PROJECT SUMMARY Chronic pain in pediatric sickle cell disease (SCD) is a major clinical challenge due to the complex interaction of biological, psychological, and social factors. Consequently, current pharmacological and non- pharmacological treatments have variable and limited effectiveness resulting in the persistence of chronic pain during adolescence into adulthood. Optimal treatment of chronic SCD pain requires an individualized, interdisciplinary care approach that targets the multifaceted biopsychosocial factors that maintain chronic pain, such as chronic inflammation, nervous system sensitization, stress, and emotional distress. The objective of the proposed research is to determine if there are measurable elevated proinflammatory biomarkers among youth with chronic SCD pain that are driven by stress, depression, and anxiety that can be targeted and modified through non-pharmacological treatment approaches, such as cognitive-behavioral therapy. The aims of the proposed study are to 1) determine if there are key inflammatory biomarkers associated with chronic SCD pain and stress, and 2) determine if inflammatory biomarkers change for youth with chronic SCD pain following an adaptive, family-focused, culturally-informed cognitive-behavioral intervention termed Back2Life that is tailored to address the unique needs of chronic pain in pediatric SCD. A 24-month retrospective longitudinal study will evaluate stored blood samples from youth with chronic SCD pain to determine the rates of elevated proinflammatory cytokines and their relationship to pain and stress. We will prospectively evaluate the trajectory of proinflammatory biomarkers among youth with chronic SCD pain participating in a proof-of- concept clinical trial of Back2Life to see if these markers change with treatment and inform preliminary effect sizes in order to prepare for a larger clinical trial. Our long-term goal is to develop novel comprehensive treatment approaches to treat chronic pain in pediatric SCD and improve quality of life.

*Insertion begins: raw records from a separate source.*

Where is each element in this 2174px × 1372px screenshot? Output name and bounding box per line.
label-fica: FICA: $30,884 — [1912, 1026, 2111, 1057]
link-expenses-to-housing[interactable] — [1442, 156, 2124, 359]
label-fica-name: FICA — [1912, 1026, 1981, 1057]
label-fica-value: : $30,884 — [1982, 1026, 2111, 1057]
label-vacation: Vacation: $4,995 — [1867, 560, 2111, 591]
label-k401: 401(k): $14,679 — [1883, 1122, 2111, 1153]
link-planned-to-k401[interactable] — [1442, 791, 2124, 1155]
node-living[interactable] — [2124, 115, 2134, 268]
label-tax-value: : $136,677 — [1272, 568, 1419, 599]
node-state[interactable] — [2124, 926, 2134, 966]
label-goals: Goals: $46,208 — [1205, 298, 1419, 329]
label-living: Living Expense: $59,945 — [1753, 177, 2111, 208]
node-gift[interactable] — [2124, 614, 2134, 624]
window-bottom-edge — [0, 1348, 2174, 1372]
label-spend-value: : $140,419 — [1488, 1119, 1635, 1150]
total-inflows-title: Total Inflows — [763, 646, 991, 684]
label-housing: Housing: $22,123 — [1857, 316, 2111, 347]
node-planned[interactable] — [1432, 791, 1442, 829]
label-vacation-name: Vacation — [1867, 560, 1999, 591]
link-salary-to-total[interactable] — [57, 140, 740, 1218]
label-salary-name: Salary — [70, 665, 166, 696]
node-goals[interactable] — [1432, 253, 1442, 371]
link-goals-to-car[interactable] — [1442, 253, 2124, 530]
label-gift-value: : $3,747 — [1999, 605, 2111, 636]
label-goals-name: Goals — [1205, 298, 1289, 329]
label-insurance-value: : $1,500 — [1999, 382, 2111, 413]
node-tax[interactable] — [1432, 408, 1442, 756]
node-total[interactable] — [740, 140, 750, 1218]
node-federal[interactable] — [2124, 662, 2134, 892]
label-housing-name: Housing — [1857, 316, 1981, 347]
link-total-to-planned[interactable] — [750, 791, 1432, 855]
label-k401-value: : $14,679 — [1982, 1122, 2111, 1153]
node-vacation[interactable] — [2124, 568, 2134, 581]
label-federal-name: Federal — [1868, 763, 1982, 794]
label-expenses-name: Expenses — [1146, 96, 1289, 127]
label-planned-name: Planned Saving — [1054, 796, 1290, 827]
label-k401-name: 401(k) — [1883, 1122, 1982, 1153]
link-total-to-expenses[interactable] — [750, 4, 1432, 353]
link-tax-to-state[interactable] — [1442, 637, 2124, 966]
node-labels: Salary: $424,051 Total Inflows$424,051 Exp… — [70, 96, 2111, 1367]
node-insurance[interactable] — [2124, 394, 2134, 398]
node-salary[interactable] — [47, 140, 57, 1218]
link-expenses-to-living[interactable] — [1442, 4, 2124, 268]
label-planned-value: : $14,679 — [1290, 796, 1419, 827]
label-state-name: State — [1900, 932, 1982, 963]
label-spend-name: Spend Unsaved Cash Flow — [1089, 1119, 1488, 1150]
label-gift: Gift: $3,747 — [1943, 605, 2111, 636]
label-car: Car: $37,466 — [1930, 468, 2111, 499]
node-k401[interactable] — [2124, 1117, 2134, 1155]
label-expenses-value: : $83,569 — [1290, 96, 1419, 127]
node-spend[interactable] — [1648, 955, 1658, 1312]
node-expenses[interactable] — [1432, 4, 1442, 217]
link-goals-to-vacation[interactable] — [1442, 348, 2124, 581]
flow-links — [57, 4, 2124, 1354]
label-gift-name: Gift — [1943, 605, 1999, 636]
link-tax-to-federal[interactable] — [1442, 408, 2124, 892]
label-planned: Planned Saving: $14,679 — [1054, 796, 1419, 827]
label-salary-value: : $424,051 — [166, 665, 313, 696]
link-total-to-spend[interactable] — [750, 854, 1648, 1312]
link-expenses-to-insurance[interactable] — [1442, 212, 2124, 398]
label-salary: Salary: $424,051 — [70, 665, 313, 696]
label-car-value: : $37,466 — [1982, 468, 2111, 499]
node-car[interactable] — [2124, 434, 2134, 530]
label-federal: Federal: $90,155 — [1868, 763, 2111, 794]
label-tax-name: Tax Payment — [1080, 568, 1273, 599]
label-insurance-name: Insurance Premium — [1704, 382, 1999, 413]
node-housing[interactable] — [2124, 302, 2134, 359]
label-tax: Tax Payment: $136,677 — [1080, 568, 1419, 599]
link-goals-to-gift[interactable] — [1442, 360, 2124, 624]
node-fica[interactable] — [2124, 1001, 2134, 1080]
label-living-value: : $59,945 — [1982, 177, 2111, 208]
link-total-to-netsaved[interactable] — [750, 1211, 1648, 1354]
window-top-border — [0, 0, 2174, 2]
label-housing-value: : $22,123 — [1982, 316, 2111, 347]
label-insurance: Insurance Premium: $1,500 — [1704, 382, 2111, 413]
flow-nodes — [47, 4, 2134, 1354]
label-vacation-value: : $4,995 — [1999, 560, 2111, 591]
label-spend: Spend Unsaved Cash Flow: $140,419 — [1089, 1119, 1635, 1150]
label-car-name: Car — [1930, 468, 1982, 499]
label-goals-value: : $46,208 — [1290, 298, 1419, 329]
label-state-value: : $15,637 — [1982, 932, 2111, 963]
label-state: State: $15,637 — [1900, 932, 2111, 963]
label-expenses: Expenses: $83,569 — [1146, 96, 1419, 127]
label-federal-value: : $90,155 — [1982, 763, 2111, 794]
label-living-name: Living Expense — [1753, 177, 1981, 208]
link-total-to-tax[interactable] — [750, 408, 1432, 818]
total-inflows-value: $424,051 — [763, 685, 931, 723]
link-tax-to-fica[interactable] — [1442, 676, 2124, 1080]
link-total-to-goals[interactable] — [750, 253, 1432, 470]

项目摘要 小儿镰状细胞病（SCD）的慢性疼痛是一个主要的临床挑战，由于复杂的相互作用， 生物学、心理学和社会因素的影响。因此，目前的药理学和非- 药物治疗具有可变的和有限的有效性 从青春期到成年期。慢性SCD疼痛的最佳治疗需要个体化， 跨学科护理方法，针对维持慢性疼痛的多方面生物心理社会因素， 例如慢性炎症、神经系统敏感化、压力和情绪困扰。的目标 拟议的研究是确定是否有可测量的升高的促炎生物标志物， 患有慢性SCD疼痛的青年，由压力、抑郁和焦虑驱动，可以有针对性地治疗， 通过非药物治疗方法，如认知行为疗法进行修改。目标 1）确定是否存在与慢性炎症相关的关键炎症生物标志物， SCD疼痛和压力，以及2）确定慢性SCD疼痛青年的炎症生物标志物是否发生变化 在一个适应性的，以家庭为中心的，文化上知情的认知行为干预，称为Back 2Life 这是专为解决儿童SCD慢性疼痛的独特需求。24个月回顾 纵向研究将评估储存的血液样本，从青年与慢性SCD疼痛，以确定率 促炎细胞因子升高及其与疼痛和压力的关系。我们将前瞻性地评估 参与一项证明性研究的患有慢性SCD疼痛的年轻人中促炎生物标志物的轨迹， Back 2Life的概念临床试验，看看这些标志物是否随治疗而变化，并告知初步效果 为更大规模的临床试验做准备。我们的长期目标是开发新的综合性 治疗儿童SCD慢性疼痛和改善生活质量的治疗方法。